When you write complicated queries, you give the optimizer a LOT of chances to screw up.  And it will take every chance it gets to screw up and pick the least efficient strategy possible far more often than you'd like.

"Oh, but if you had up to date indexes and statistics that wouldn't happen"

Uh huh.  Right.  Pull the other one it's got bells on.  Indexes rebuilt nightly, because I have the time to do it.

The optimizer is usually pretty good.  "Usually" usually doesn't cut it.

Write small queries, store temporary results, combine the temporary results.  "Oh but that's space inefficient".  Uh huh.  Look at your query plan.

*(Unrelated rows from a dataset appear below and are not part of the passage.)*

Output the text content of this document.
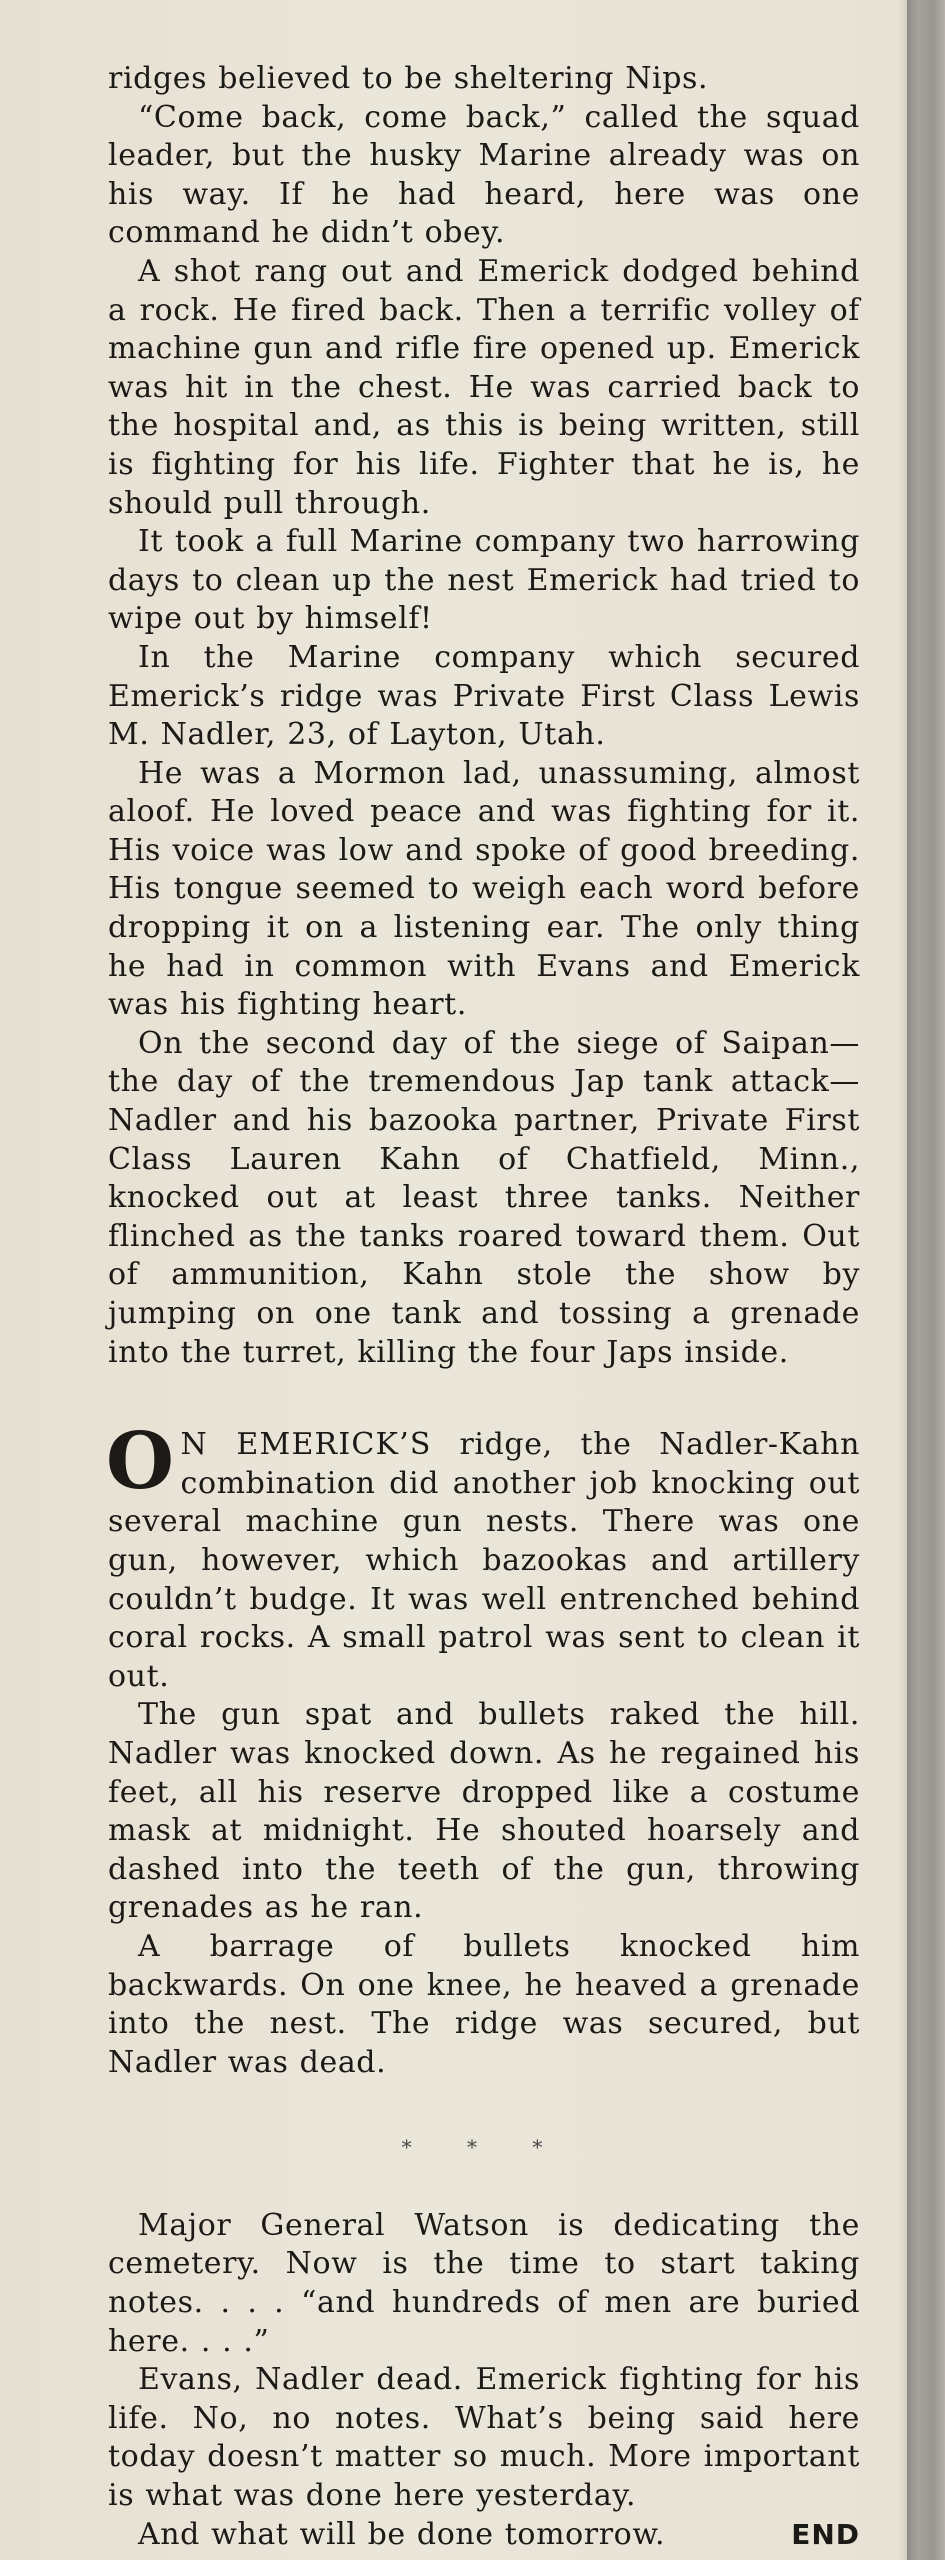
ridges believed to be sheltering Nips.

“Come back, come back,” called the squad leader, but the husky Marine already was on his way. If he had heard, here was one command he didn’t obey.

A shot rang out and Emerick dodged behind a rock. He fired back. Then a terrific volley of machine gun and rifle fire opened up. Emerick was hit in the chest. He was carried back to the hospital and, as this is being written, still is fighting for his life. Fighter that he is, he should pull through.

It took a full Marine company two harrowing days to clean up the nest Emerick had tried to wipe out by himself!

In the Marine company which secured Emerick’s ridge was Private First Class Lewis M. Nadler, 23, of Layton, Utah.

He was a Mormon lad, unassuming, almost aloof. He loved peace and was fighting for it. His voice was low and spoke of good breeding. His tongue seemed to weigh each word before dropping it on a listening ear. The only thing he had in common with Evans and Emerick was his fighting heart.

On the second day of the siege of Saipan—the day of the tremendous Jap tank attack—Nadler and his bazooka partner, Private First Class Lauren Kahn of Chatfield, Minn., knocked out at least three tanks. Neither flinched as the tanks roared toward them. Out of ammunition, Kahn stole the show by jumping on one tank and tossing a grenade into the turret, killing the four Japs inside.

O N EMERICK’S ridge, the Nadler-Kahn combination did another job knocking out several machine gun nests. There was one gun, however, which bazookas and artillery couldn’t budge. It was well entrenched behind coral rocks. A small patrol was sent to clean it out.

The gun spat and bullets raked the hill. Nadler was knocked down. As he regained his feet, all his reserve dropped like a costume mask at midnight. He shouted hoarsely and dashed into the teeth of the gun, throwing grenades as he ran.

A barrage of bullets knocked him backwards. On one knee, he heaved a grenade into the nest. The ridge was secured, but Nadler was dead.

* * *

Major General Watson is dedicating the cemetery. Now is the time to start taking notes. . . . “and hundreds of men are buried here. . . .”

Evans, Nadler dead. Emerick fighting for his life. No, no notes. What’s being said here today doesn’t matter so much. More important is what was done here yesterday.

And what will be done tomorrow.	END
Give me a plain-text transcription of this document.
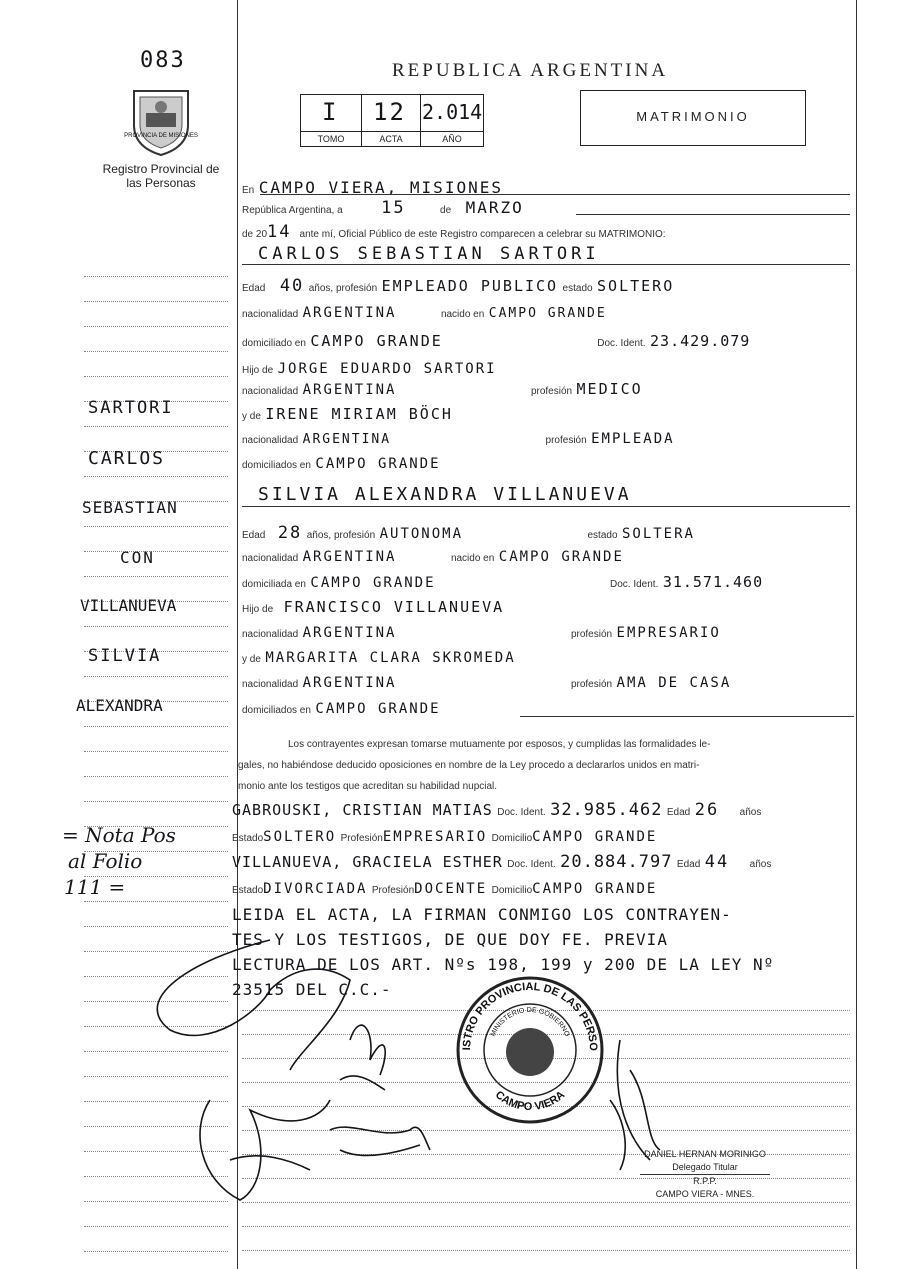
083
PROVINCIA DE MISIONES
Registro Provincial de las Personas
REPUBLICA ARGENTINA
I 12 2.014
TOMO	ACTA	AÑO
MATRIMONIO
En CAMPO VIERA, MISIONES
República Argentina, a 15	de MARZO
de 2014 ante mí, Oficial Público de este Registro comparecen a celebrar su MATRIMONIO:
CARLOS SEBASTIAN SARTORI
Edad 40 años, profesión EMPLEADO PUBLICO estado SOLTERO
nacionalidad ARGENTINA	nacido en CAMPO GRANDE
domiciliado en CAMPO GRANDE	Doc. Ident. 23.429.079
Hijo de JORGE EDUARDO SARTORI
nacionalidad ARGENTINA	profesión MEDICO
y de IRENE MIRIAM BÖCH
nacionalidad ARGENTINA	profesión EMPLEADA
domiciliados en CAMPO GRANDE
SILVIA ALEXANDRA VILLANUEVA
Edad 28 años, profesión AUTONOMA	estado SOLTERA
nacionalidad ARGENTINA	nacido en CAMPO GRANDE
domiciliada en CAMPO GRANDE	Doc. Ident. 31.571.460
Hijo de FRANCISCO VILLANUEVA
nacionalidad ARGENTINA	profesión EMPRESARIO
y de MARGARITA CLARA SKROMEDA
nacionalidad ARGENTINA	profesión AMA DE CASA
domiciliados en CAMPO GRANDE
Los contrayentes expresan tomarse mutuamente por esposos, y cumplidas las formalidades le-
gales, no habiéndose deducido oposiciones en nombre de la Ley procedo a declararlos unidos en matri-
monio ante los testigos que acreditan su habilidad nupcial.
GABROUSKI, CRISTIAN MATIAS Doc. Ident. 32.985.462 Edad 26 años
EstadoSOLTERO ProfesiónEMPRESARIO DomicilioCAMPO GRANDE
VILLANUEVA, GRACIELA ESTHER Doc. Ident. 20.884.797 Edad 44 años
EstadoDIVORCIADA ProfesiónDOCENTE DomicilioCAMPO GRANDE
LEIDA EL ACTA, LA FIRMAN CONMIGO LOS CONTRAYEN-
TES Y LOS TESTIGOS, DE QUE DOY FE. PREVIA
LECTURA DE LOS ART. Nºs 198, 199 y 200 DE LA LEY Nº
23515 DEL C.C.-
SARTORI
CARLOS
SEBASTIAN
CON
VILLANUEVA
SILVIA
ALEXANDRA
= Nota Pos
al Folio
111 =
ISTRO PROVINCIAL DE LAS PERSO
MINISTERIO DE GOBIERNO
CAMPO VIERA
DANIEL HERNAN MORINIGO
Delegado Titular
R.P.P.
CAMPO VIERA - MNES.
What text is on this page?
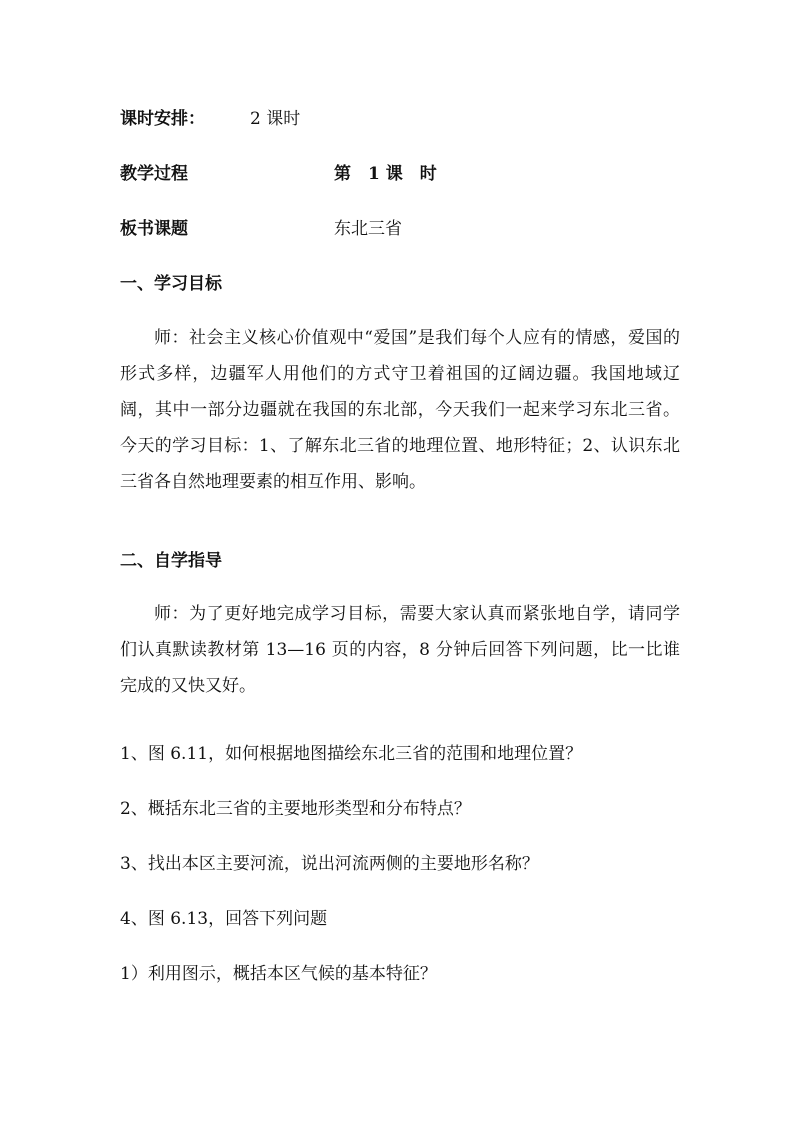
课时安排：	2 课时
教学过程	第　1 课　时
板书课题	东北三省
一、学习目标
师：社会主义核心价值观中“爱国”是我们每个人应有的情感，爱国的形式多样，边疆军人用他们的方式守卫着祖国的辽阔边疆。我国地域辽阔，其中一部分边疆就在我国的东北部，今天我们一起来学习东北三省。今天的学习目标：1、了解东北三省的地理位置、地形特征；2、认识东北三省各自然地理要素的相互作用、影响。
二、自学指导
师：为了更好地完成学习目标，需要大家认真而紧张地自学，请同学们认真默读教材第 13—16 页的内容，8 分钟后回答下列问题，比一比谁完成的又快又好。
1、图 6.11，如何根据地图描绘东北三省的范围和地理位置？
2、概括东北三省的主要地形类型和分布特点？
3、找出本区主要河流，说出河流两侧的主要地形名称？
4、图 6.13，回答下列问题
1）利用图示，概括本区气候的基本特征？
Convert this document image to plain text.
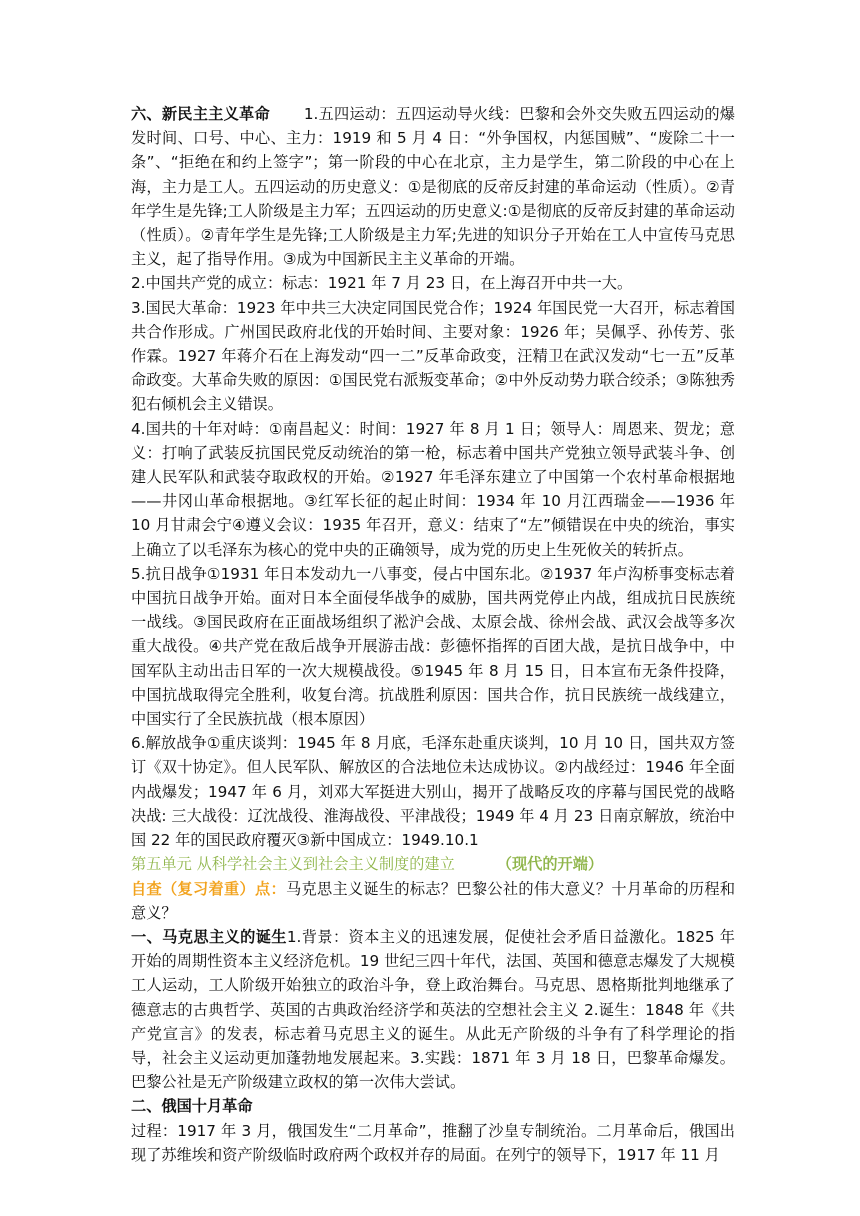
六、新民主主义革命 1.五四运动：五四运动导火线：巴黎和会外交失败五四运动的爆发时间、口号、中心、主力：1919 和 5 月 4 日：“外争国权，内惩国贼”、“废除二十一条”、“拒绝在和约上签字”；第一阶段的中心在北京，主力是学生，第二阶段的中心在上海，主力是工人。五四运动的历史意义：①是彻底的反帝反封建的革命运动（性质）。②青年学生是先锋;工人阶级是主力军；五四运动的历史意义:①是彻底的反帝反封建的革命运动（性质）。②青年学生是先锋;工人阶级是主力军;先进的知识分子开始在工人中宣传马克思主义，起了指导作用。③成为中国新民主主义革命的开端。

2.中国共产党的成立：标志：1921 年 7 月 23 日，在上海召开中共一大。

3.国民大革命：1923 年中共三大决定同国民党合作；1924 年国民党一大召开，标志着国共合作形成。广州国民政府北伐的开始时间、主要对象：1926 年；吴佩孚、孙传芳、张作霖。1927 年蒋介石在上海发动“四一二”反革命政变，汪精卫在武汉发动“七一五”反革命政变。大革命失败的原因：①国民党右派叛变革命；②中外反动势力联合绞杀；③陈独秀犯右倾机会主义错误。

4.国共的十年对峙：①南昌起义：时间：1927 年 8 月 1 日；领导人：周恩来、贺龙；意义：打响了武装反抗国民党反动统治的第一枪，标志着中国共产党独立领导武装斗争、创建人民军队和武装夺取政权的开始。②1927 年毛泽东建立了中国第一个农村革命根据地——井冈山革命根据地。③红军长征的起止时间：1934 年 10 月江西瑞金——1936 年 10 月甘肃会宁④遵义会议：1935 年召开，意义：结束了“左”倾错误在中央的统治，事实上确立了以毛泽东为核心的党中央的正确领导，成为党的历史上生死攸关的转折点。

5.抗日战争①1931 年日本发动九一八事变，侵占中国东北。②1937 年卢沟桥事变标志着中国抗日战争开始。面对日本全面侵华战争的威胁，国共两党停止内战，组成抗日民族统一战线。③国民政府在正面战场组织了淞沪会战、太原会战、徐州会战、武汉会战等多次重大战役。④共产党在敌后战争开展游击战：彭德怀指挥的百团大战，是抗日战争中，中国军队主动出击日军的一次大规模战役。⑤1945 年 8 月 15 日，日本宣布无条件投降，中国抗战取得完全胜利，收复台湾。抗战胜利原因：国共合作，抗日民族统一战线建立，中国实行了全民族抗战（根本原因）

6.解放战争①重庆谈判：1945 年 8 月底，毛泽东赴重庆谈判，10 月 10 日，国共双方签订《双十协定》。但人民军队、解放区的合法地位未达成协议。②内战经过：1946 年全面内战爆发；1947 年 6 月，刘邓大军挺进大别山，揭开了战略反攻的序幕与国民党的战略决战: 三大战役：辽沈战役、淮海战役、平津战役；1949 年 4 月 23 日南京解放，统治中国 22 年的国民政府覆灭③新中国成立：1949.10.1

第五单元 从科学社会主义到社会主义制度的建立	（现代的开端）

自查（复习着重）点：马克思主义诞生的标志？巴黎公社的伟大意义？十月革命的历程和意义？

一、马克思主义的诞生1.背景：资本主义的迅速发展，促使社会矛盾日益激化。1825 年开始的周期性资本主义经济危机。19 世纪三四十年代，法国、英国和德意志爆发了大规模工人运动，工人阶级开始独立的政治斗争，登上政治舞台。马克思、恩格斯批判地继承了德意志的古典哲学、英国的古典政治经济学和英法的空想社会主义 2.诞生：1848 年《共产党宣言》的发表，标志着马克思主义的诞生。从此无产阶级的斗争有了科学理论的指导，社会主义运动更加蓬勃地发展起来。3.实践：1871 年 3 月 18 日，巴黎革命爆发。巴黎公社是无产阶级建立政权的第一次伟大尝试。

二、俄国十月革命

过程：1917 年 3 月，俄国发生“二月革命”，推翻了沙皇专制统治。二月革命后，俄国出现了苏维埃和资产阶级临时政府两个政权并存的局面。在列宁的领导下，1917 年 11 月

See that "Spooling" step?  Guess what that does!  It creates a temporary table for intermediate results.  It's the same work either way.  One way you control how the work gets done, and you understand your data and business rules.  The other way SQL Server controls how the work gets done, and it doesn't understand your data or business rules.  One way you can highlight part of your query, run it, and performance tune it one piece at a time.  The other way, you get an atomic operation, maybe not done in the order you'd like, and the order is somewhat arbitrary.  The optimizer does things in a specific order based on data size and index selectivity, but it's not always in the RIGHT order.